As Allan says above - why apply this to only one significant sector of secondary schools? And if applied to academies and free schools, which, lets be frank, are so favoured in every way by the current government, it must be perceived by government as a potential tool of advantage.

Fiona Millar's picture
Fri, 27/05/2011 - 13:53

There need to be clear and fair oversubscription criteria for this category. I was pleased to see in the draft that the changes we fought for in an earlier round (2005-6) of discussions about the Code, ensuring that primary school references, professional background of parents, hobbies, and interviews could not be used, remain. However one of the problems with a 'slimmed down' code, is that much necessary detail is missing. I will be writing a longer piece about the draft once I have read it all.


Sarah Dobbs's picture
Fri, 27/05/2011 - 17:09

This is shocking. So as well as the grammar schools, can Lincolnshire academies can now select via the backdoor?


Alasdair Smith's picture
Fri, 27/05/2011 - 18:49

Does the guidance explain how academies & free schools will select these FSM children?

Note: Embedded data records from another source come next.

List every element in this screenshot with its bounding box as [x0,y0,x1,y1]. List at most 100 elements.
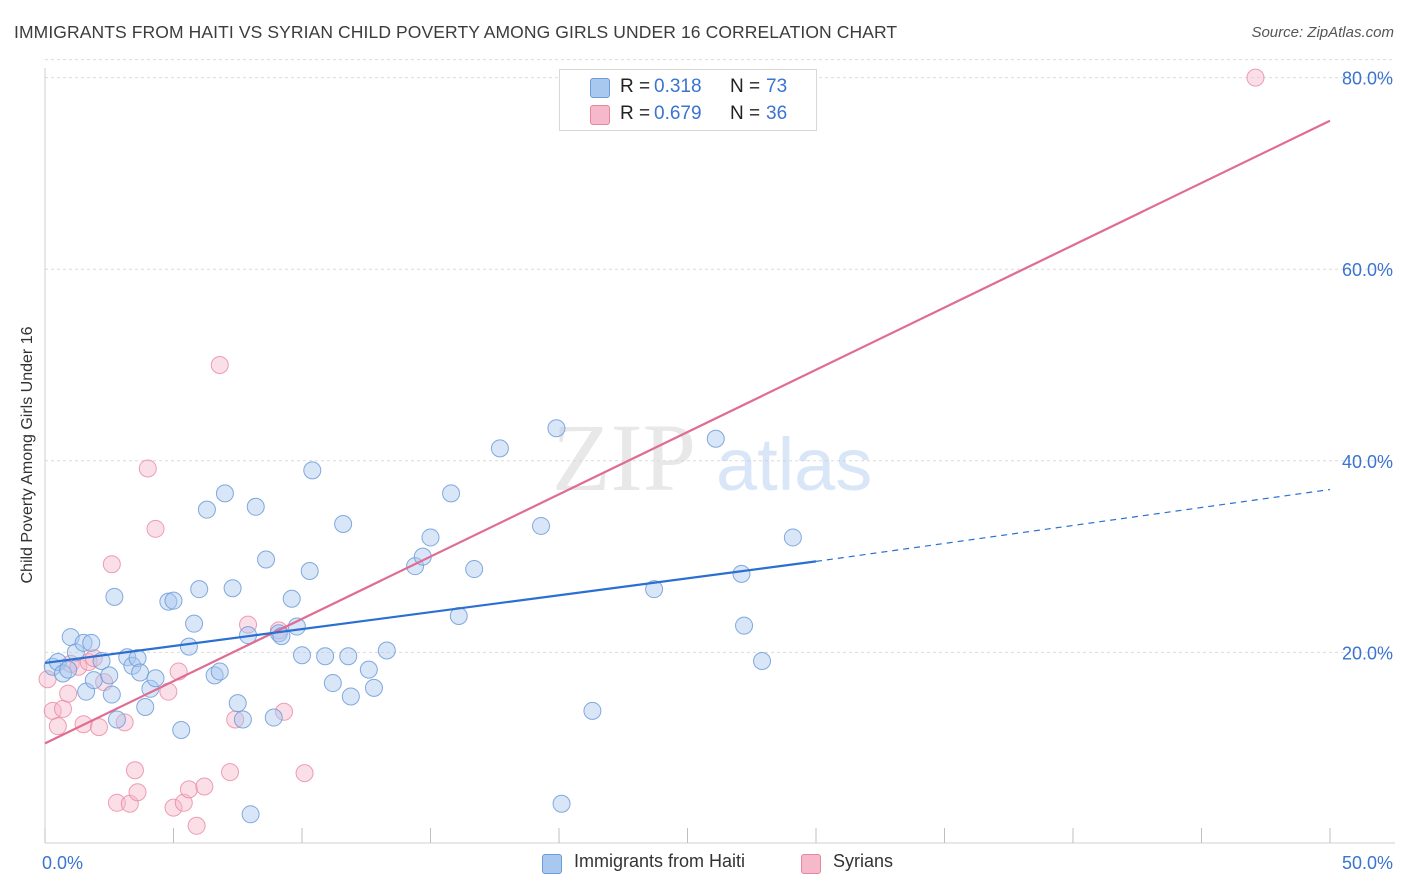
syrian-point [138,459,157,478]
syrian-point [210,356,229,374]
syrian-point [174,793,193,812]
syrian-point [128,783,147,802]
y-tick-label: 60.0% [1342,260,1393,280]
haiti-trend-extension [815,488,1331,562]
haiti-point [105,587,124,606]
haiti-trend-line [44,560,817,665]
haiti-point [190,580,209,599]
legend-label-haiti: Immigrants from Haiti [574,851,746,871]
r-label: R = [620,103,651,124]
haiti-point [341,687,360,706]
syrian-point [221,763,240,782]
n-value: 36 [766,103,788,124]
haiti-point [241,805,260,824]
haiti-point [421,528,440,547]
source-credit: Source: ZipAtlas.com [1251,24,1394,41]
haiti-point [66,643,85,662]
tick-labels: 20.0% 40.0% 60.0% 80.0% 0.0% 50.0% [42,69,1393,873]
syrian-point [275,702,294,721]
haiti-point [706,429,725,448]
haiti-point [364,678,383,697]
haiti-point [735,616,754,635]
haiti-point [753,652,772,671]
haiti-point [732,564,751,583]
haiti-point [264,708,283,727]
gridlines [45,59,1395,653]
haiti-point [233,710,252,729]
watermark-zip: ZIP [552,404,696,511]
x-tick-label: 50.0% [1342,853,1393,873]
syrian-point [146,519,165,538]
haiti-point [339,647,358,666]
syrian-point [89,718,108,737]
syrian-point [125,761,144,780]
haiti-point [532,516,551,535]
haiti-point [257,550,276,569]
y-tick-label: 20.0% [1342,643,1393,663]
haiti-point [783,528,802,547]
chart-title: IMMIGRANTS FROM HAITI VS SYRIAN CHILD PO… [14,22,898,42]
haiti-point [179,637,198,656]
haiti-point [59,660,78,679]
haiti-point [246,497,265,516]
haiti-point [164,591,183,610]
haiti-point [185,614,204,633]
haiti-point [228,694,247,713]
haiti-point [547,419,566,438]
haiti-point [210,662,229,681]
haiti-point [197,500,216,519]
syrian-point [187,816,206,835]
haiti-point [300,561,319,580]
haiti-point [82,633,101,652]
y-tick-label: 40.0% [1342,452,1393,472]
x-tick-label: 0.0% [42,853,83,873]
haiti-point [102,685,121,704]
watermark: ZIP atlas [552,404,872,511]
syrian-point [59,684,78,703]
haiti-point [131,663,150,682]
stats-legend: R = 0.318 N = 73 R = 0.679 N = 36 [559,69,817,131]
haiti-point [74,633,93,652]
haiti-point [359,660,378,679]
syrian-swatch [590,105,610,125]
syrian-point [179,780,198,799]
haiti-point [442,484,461,503]
haiti-point [107,710,126,729]
haiti-point [282,589,301,608]
haiti-point [84,671,103,690]
r-value: 0.318 [654,76,702,97]
haiti-point [552,794,571,813]
haiti-legend-swatch [542,854,562,874]
syrian-legend-swatch [801,854,821,874]
syrian-point [48,717,67,736]
haiti-point [323,674,342,693]
syrian-point [1246,68,1265,87]
n-value: 73 [766,76,788,97]
r-value: 0.679 [654,103,702,124]
haiti-point [159,592,178,611]
haiti-point [136,698,155,717]
haiti-point [316,647,335,666]
watermark-atlas: atlas [716,423,872,506]
n-label: N = [730,76,761,97]
haiti-point [223,579,242,598]
syrians-trend-line [44,119,1331,745]
syrian-point [107,793,126,812]
haiti-point [293,646,311,665]
syrian-point [164,798,183,817]
syrian-point [195,777,214,796]
n-label: N = [730,103,761,124]
haiti-point [645,580,664,599]
syrian-point [295,764,314,783]
syrian-point [53,699,72,718]
haiti-point [465,560,484,579]
y-tick-label: 80.0% [1342,69,1393,89]
haiti-point [146,669,165,688]
syrian-point [102,555,121,574]
haiti-point [583,701,602,720]
haiti-point [334,515,353,534]
haiti-point [377,641,396,660]
haiti-point [303,461,322,480]
trend-lines [44,119,1331,745]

Is it by lottery? by other criteria? by interview?


Nigel Ford's picture
Fri, 27/05/2011 - 21:33

With schools getting an extra £430 per FSM pupil under the Pupil Premium scheme and with the £625 million set aside in 2011-12 in the Pupil Premium budget rising to £2.5 billion in 2014-15, we can expect a pretty large increase on the individual £430 sum in the next 2/3 years.

There will be a huge financial incentive for free schools and academies to "sweep up" FSM pupils, making academy status more inviting for those schools in the maintained sector.

Once again the LA schools are on the receiving end of a bum deal.

Melissa Benn's picture
Sun, 29/05/2011 - 09:28

I think Alasdair's question - see above - is the really crucial one. If it is by interview, then we will see a very interesting example of a new kind of selection start to take place.


Neal Skipper's picture
Mon, 30/05/2011 - 18:53

I don't think they can use interviews:
"1.7 It is for admission authorities to formulate their admission arrangements, but they must not: m) interview children or parents."

Charlotte Reed's picture
Tue, 14/06/2011 - 18:34

I am delighted to find this. I applied to an academy school because I have a daughter who has a skill in languages in music. She was even nominated by her primary school to attend specialist fast track french classes at this school. Yet because she had to sit an aptitude test which was messed up on the day she didn't get in on aptitude yet many kids without any interest in these areas but clearly the right grade of parent did!! And the children were interviewed but it was described as an oral component of the test. I am launching a formal complaint which I believe has to go through the YPLA but can i ask the school to supply me with a copy of their funding agreement.